Representative Tim Murphy, a Pennsylvania Republican with a PhD in psychology and co-chair of the bipartisan 21st Century Health Care Caucus, argues that tax increases precede substantial benefit increases. He worries, moreover, that the Obama plan does not provide for enough efficiencies in health-care delivery. "I see the costs climbing and the plan costing money, not saving money," says Mr. Murphy, who voted against it.

'ENGULFED'

Now to the problem that's not his fault. Mr. Obama may have erred in taking responsibility for an oil leak prompted by an explosion at a Gulf of Mexico well owned by BP Global. It was one thing for the President to urge, as he did this month, that BP had "moral and legal obligations'' growing out of the spill. It was another to shoulder moral and political obligations himself - and to put himself in a position where Bloomberg BusinessWeek magazine could put on its latest cover an oil-splattered Mr. Obama with the single word "Engulfed."

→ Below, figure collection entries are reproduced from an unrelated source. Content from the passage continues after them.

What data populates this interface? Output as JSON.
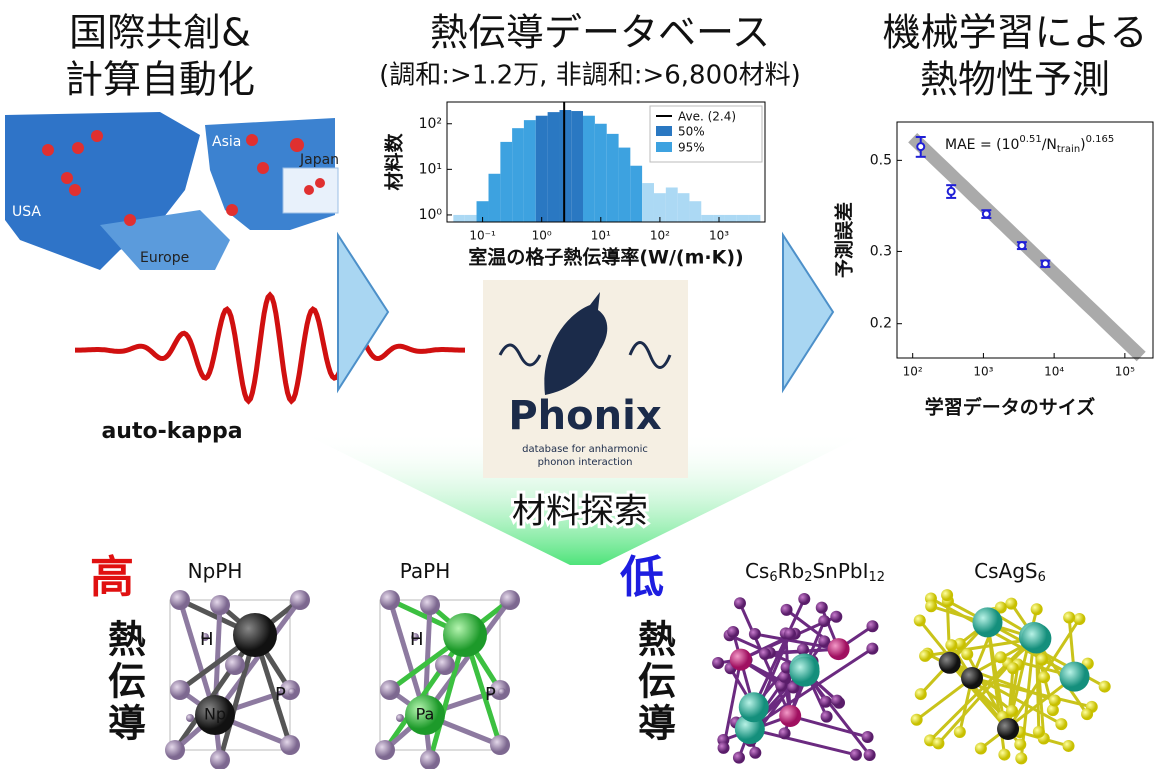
{
  "left": {
    "title": [
      "国際共創&",
      "計算自動化"
    ],
    "map_labels": [
      "USA",
      "Europe",
      "Asia",
      "Japan"
    ],
    "logo": "auto-kappa"
  },
  "center": {
    "title": "熱伝導データベース",
    "subtitle": "(調和:>1.2万, 非調和:>6,800材料)",
    "logo": "Phonix",
    "logo_sub": [
      "database for anharmonic",
      "phonon interaction"
    ]
  },
  "right": {
    "title": [
      "機械学習による",
      "熱物性予測"
    ]
  },
  "bottom": {
    "label": "材料探索",
    "high": [
      "高",
      "熱",
      "伝",
      "導"
    ],
    "low": [
      "低",
      "熱",
      "伝",
      "導"
    ],
    "materials": [
      {
        "name_parts": [
          {
            "text": "NpPH"
          }
        ],
        "atoms": [
          "H",
          "P",
          "Np"
        ]
      },
      {
        "name_parts": [
          {
            "text": "PaPH"
          }
        ],
        "atoms": [
          "H",
          "P",
          "Pa"
        ]
      },
      {
        "name_parts": [
          {
            "text": "Cs"
          },
          {
            "sub": "6"
          },
          {
            "text": "Rb"
          },
          {
            "sub": "2"
          },
          {
            "text": "SnPbI"
          },
          {
            "sub": "12"
          }
        ]
      },
      {
        "name_parts": [
          {
            "text": "CsAgS"
          },
          {
            "sub": "6"
          }
        ]
      }
    ]
  },
  "chart_data": [
    {
      "type": "histogram",
      "ylabel": "材料数",
      "xlabel": "室温の格子熱伝導率(W/(m·K))",
      "bins": [
        0.032,
        0.05,
        0.079,
        0.126,
        0.2,
        0.316,
        0.5,
        0.794,
        1.26,
        2,
        3.16,
        5,
        7.94,
        12.6,
        20,
        31.6,
        50,
        79.4,
        126,
        200,
        316,
        501,
        794,
        1260,
        2000,
        3160,
        5010
      ],
      "values": [
        1,
        1,
        2,
        8,
        40,
        80,
        120,
        150,
        180,
        200,
        190,
        150,
        100,
        60,
        30,
        12,
        5,
        3,
        4,
        3,
        2,
        1,
        1,
        1,
        1,
        1
      ],
      "color": "#acd9f4",
      "series": [
        {
          "name": "50%",
          "color": "#2a78c2",
          "range": [
            0.9,
            5.5
          ]
        },
        {
          "name": "95%",
          "color": "#3da2e0",
          "range": [
            0.09,
            40
          ]
        }
      ],
      "mean": {
        "name": "Ave. (2.4)",
        "value": 2.4,
        "color": "#000000"
      },
      "xlog": true,
      "ylog": true,
      "xlim": [
        0.025,
        6000
      ],
      "ylim": [
        0.7,
        300
      ],
      "xticks": [
        {
          "value": 0.1,
          "label": "10⁻¹"
        },
        {
          "value": 1,
          "label": "10⁰"
        },
        {
          "value": 10,
          "label": "10¹"
        },
        {
          "value": 100,
          "label": "10²"
        },
        {
          "value": 1000,
          "label": "10³"
        }
      ],
      "yticks": [
        {
          "value": 1,
          "label": "10⁰"
        },
        {
          "value": 10,
          "label": "10¹"
        },
        {
          "value": 100,
          "label": "10²"
        }
      ]
    },
    {
      "type": "scatter",
      "ylabel": "予測誤差",
      "xlabel": "学習データのサイズ",
      "x": [
        130,
        350,
        1100,
        3500,
        7500
      ],
      "values": [
        0.54,
        0.42,
        0.37,
        0.31,
        0.28
      ],
      "errors": [
        0.03,
        0.015,
        0.008,
        0.006,
        0.005
      ],
      "color": "#1f1fd6",
      "fit": {
        "prefix": "MAE = (10",
        "a": 0.51,
        "mid": "/N",
        "sub": "train",
        "close": ")",
        "b": 0.165,
        "xrange": [
          100,
          170000
        ],
        "color": "#aaaaaa"
      },
      "xlog": true,
      "ylog": true,
      "xlim": [
        60,
        250000
      ],
      "ylim": [
        0.165,
        0.62
      ],
      "xticks": [
        {
          "value": 100,
          "label": "10²"
        },
        {
          "value": 1000,
          "label": "10³"
        },
        {
          "value": 10000,
          "label": "10⁴"
        },
        {
          "value": 100000,
          "label": "10⁵"
        }
      ],
      "yticks": [
        0.2,
        0.3,
        0.5
      ]
    }
  ]
}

No one denies that the oil spill is an economic and environmental catastrophe, but Mr. Obama transformed a corporate disaster into a test of presidential leadership, providing the American federal government with a monumental task even as he provided his presidency with an enormous challenge. Now Mr. Obama is as much at risk as BP's CEO, Tony Hayward - without, of course the corporate golden parachute - at a time when Washington's regulatory reach and authority are at modern lows.

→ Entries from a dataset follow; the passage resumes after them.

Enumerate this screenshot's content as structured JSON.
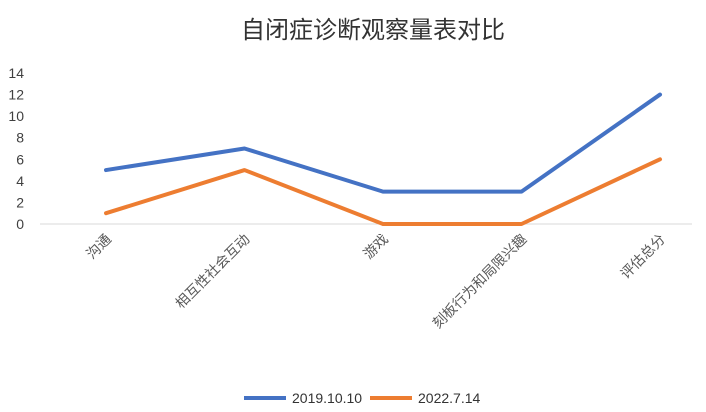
{
  "chart_data": {
    "type": "line",
    "title": "自闭症诊断观察量表对比",
    "categories": [
      "沟通",
      "相互性社会互动",
      "游戏",
      "刻板行为和局限兴趣",
      "评估总分"
    ],
    "series": [
      {
        "name": "2019.10.10",
        "values": [
          5,
          7,
          3,
          3,
          12
        ],
        "color": "#4472C4"
      },
      {
        "name": "2022.7.14",
        "values": [
          1,
          5,
          0,
          0,
          6
        ],
        "color": "#ED7D31"
      }
    ],
    "yticks": [
      0,
      2,
      4,
      6,
      8,
      10,
      12,
      14
    ],
    "ylim": [
      0,
      14
    ],
    "grid": false,
    "legend": "bottom"
  }
}
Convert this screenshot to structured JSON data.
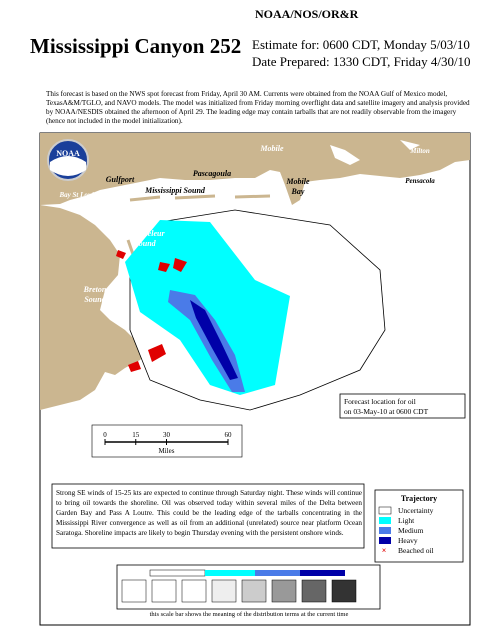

"The Obama administration was not fully cognizant of how the Bush administration completely reframed the executive branch through the appointment process and the anti-regulatory environment they created,'' says Shirley Anne Warshaw, a Gettysburg College expert on the U.S. presidency. "Had they recognized that, they would have moved much more quickly to create their own regulatory environment. They didn't do that, and they are paying the price for that right now."

As a result, Mr. Obama faces an environmental challenge for which he didn't need to take responsibility at the same time he is defending a health-care overhaul whose political payoff won't be evident until after he leaves office. "No good governance deed," says Thomas E. Mann, a senior fellow at the Brookings Institution, a Washington think tank, "goes unpunished by the American people." Nor, as Mr. Obama is learning to his immense discomfort, does any political misstep.

David M. Shribman, who was awarded the Pulitzer Prize for his coverage of American politics, is executive editor of the Pittsburgh Post-Gazette.